To understand the phenomenon of Osho—born Chandra Mohan Jain—one must look beyond the fleet of Rolls-Royces and the scarlet-clad crowds of Oregon. At his core, Osho was a modern manifestation of a very old, very challenging, and very beautiful current in human spirituality: Antinomianism.
This is the belief that for the “enlightened,” moral laws and social conventions are no longer binding. While many religions seek to reach the divine through discipline and denial, Osho sought it through a “total” living that included the ego, the body, and the bank account.
If we look back through the fog of history, we find his spiritual ancestors not in the quiet monasteries of the Himalayas, but in the radical, wandering mystics of the 13th and 14th centuries: The Brethren of the Free Spirit.
The Medieval Rajneeshees
Imagine the High Middle Ages. The Catholic Church is an absolute monolith, a spiritual and political monopoly. Into this world stepped a disparate group of mystics, mostly in the Rhine Valley and the Low Countries, who claimed something scandalous: they had achieved a “state of perfection” that made them one with God.
Like Osho’s Neo-Sannyasins, the Brethren of the Free Spirit believed that God was not a distant judge in the clouds, but a presence to be realised within the self.
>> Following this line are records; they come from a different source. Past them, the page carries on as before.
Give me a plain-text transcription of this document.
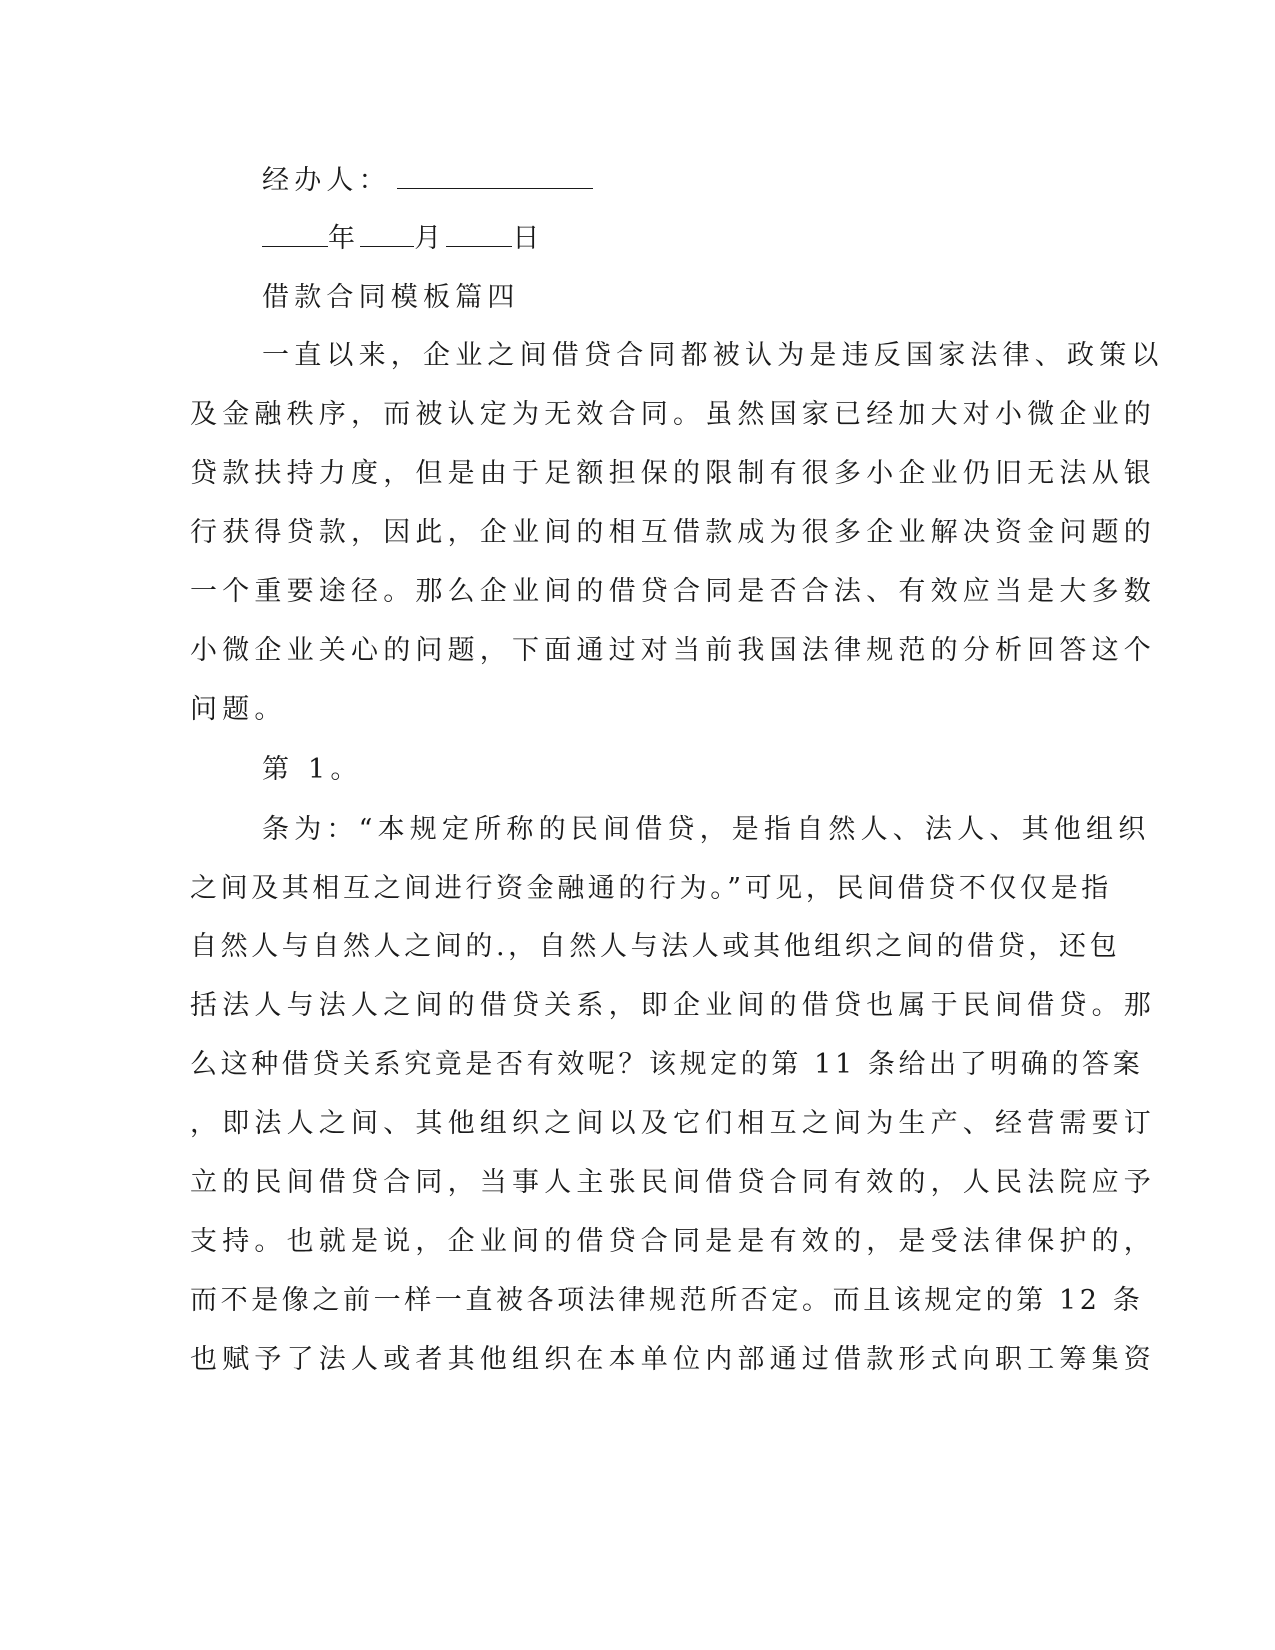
经办人：
年 月 日
借款合同模板篇四
一直以来，企业之间借贷合同都被认为是违反国家法律、政策以
及金融秩序，而被认定为无效合同。虽然国家已经加大对小微企业的
贷款扶持力度，但是由于足额担保的限制有很多小企业仍旧无法从银
行获得贷款，因此，企业间的相互借款成为很多企业解决资金问题的
一个重要途径。那么企业间的借贷合同是否合法、有效应当是大多数
小微企业关心的问题，下面通过对当前我国法律规范的分析回答这个
问题。
第 1。
条为：“本规定所称的民间借贷，是指自然人、法人、其他组织
之间及其相互之间进行资金融通的行为。”可见，民间借贷不仅仅是指
自然人与自然人之间的.，自然人与法人或其他组织之间的借贷，还包
括法人与法人之间的借贷关系，即企业间的借贷也属于民间借贷。那
么这种借贷关系究竟是否有效呢？该规定的第 11 条给出了明确的答案
，即法人之间、其他组织之间以及它们相互之间为生产、经营需要订
立的民间借贷合同，当事人主张民间借贷合同有效的，人民法院应予
支持。也就是说，企业间的借贷合同是是有效的，是受法律保护的，
而不是像之前一样一直被各项法律规范所否定。而且该规定的第 12 条
也赋予了法人或者其他组织在本单位内部通过借款形式向职工筹集资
Once this realisation occurred, the “Free Spirit” was liberated from the constraints of the law.
The parallels are striking:
The Collapse of the Sacred and the Profane
Osho’s most famous philosophical construct was “Zorba the Buddha”—the idea that a human being should be as grounded in the sensual pleasures of the world (Zorba) as they are in the silent heights of meditation (Buddha).
The Brethren of the Free Spirit held a nearly identical view. They argued that because the soul was divine, the body’s actions could not be sinful. In a time of extreme asceticism, they were accused of practicing “spiritual libertinism.” They believed that eating fine food or engaging in sexual intimacy was not a distraction from God, but an expression of God’s abundance. To the medieval authorities, this was a “doctrine of the flesh” masked as holiness—exactly the same charge levelled against Osho’s “Sex Guru” persona in the 1970s.
The Path of Blame (The Malamatiyya)
Osho was a master of provocation. He challenged every religion, every politician, and every social norm, often using coarse humour to shatter his disciples’ preconceptions. He wanted to be misunderstood; he wanted the “wrong” people to leave and the “right” people to stay.
This mirrors the Malamatiyya (the “Path of Blame”) within Sufism, a tradition Osho deeply admired. The Malamati mystics believed that the ego thrives on being perceived as “holy” or “good.” To kill the ego, one must deliberately act in ways that invite public contempt. By being seen as a sinner, the mystic becomes truly free from the prison of public opinion. Osho’s provocative behaviour—the opulence, the controversial statements—can be seen as a 20th-century “Path of Blame,” designed to offend the “moral” world while creating a vacuum in which his followers could find their own truth.
The Rejection of the “Book”
Osho famously said, “My message is not a doctrine, not a philosophy. My message is a certain alchemy, a science of transformation.” He encouraged his followers to burn their crutches—tradition, scripture, and even his own words—once they had served their purpose.
The Brethren of the Free Spirit were equally dismissive of the Bible and the Church hierarchy. They saw themselves as “living scriptures.” Why read about God in a book when you are breathing God in the present moment? This radical subjectivity is what made both the Brethren and the Rajneeshees so terrifying to the establishments of their respective eras. You cannot control a person who believes their own inner light is the ultimate authority.
The Mirror of the “Wild God”
The similarity between Osho and these past movements suggests that Osho wasn’t an anomaly of the “New Age” 60s. Instead, he represented the recurring return of the Wild God—the Dionysian element of religion that demands ecstasy over liturgy, and experience over belief.
In the 14th century, the Church eventually hunted the Brethren of the Free Spirit into extinction, burning their leaders at the stake. In the 20th century, the “Church” was the modern nation-state, which used immigration laws and tax codes to dismantle the city of Rajneeshpuram.
Whether it was a medieval mystic in a tattered robe claiming to be God in a tavern in Cologne, or a bearded man in a designer robe sitting in a Rolls-Royce in the high desert of Oregon, the message remained the same: The kingdom of heaven is a state of rebellion.
Both the Brethren and Osho remind us that there is a strand of human spirit that will always refuse to be “good” if it can instead be “free.” They represent the religion of the Now, a dangerous and intoxicating fire that burns brightly, causes a massive scandal, and eventually leaves behind a pile of ash—and a few transformed souls who can never again return to the “normal” world.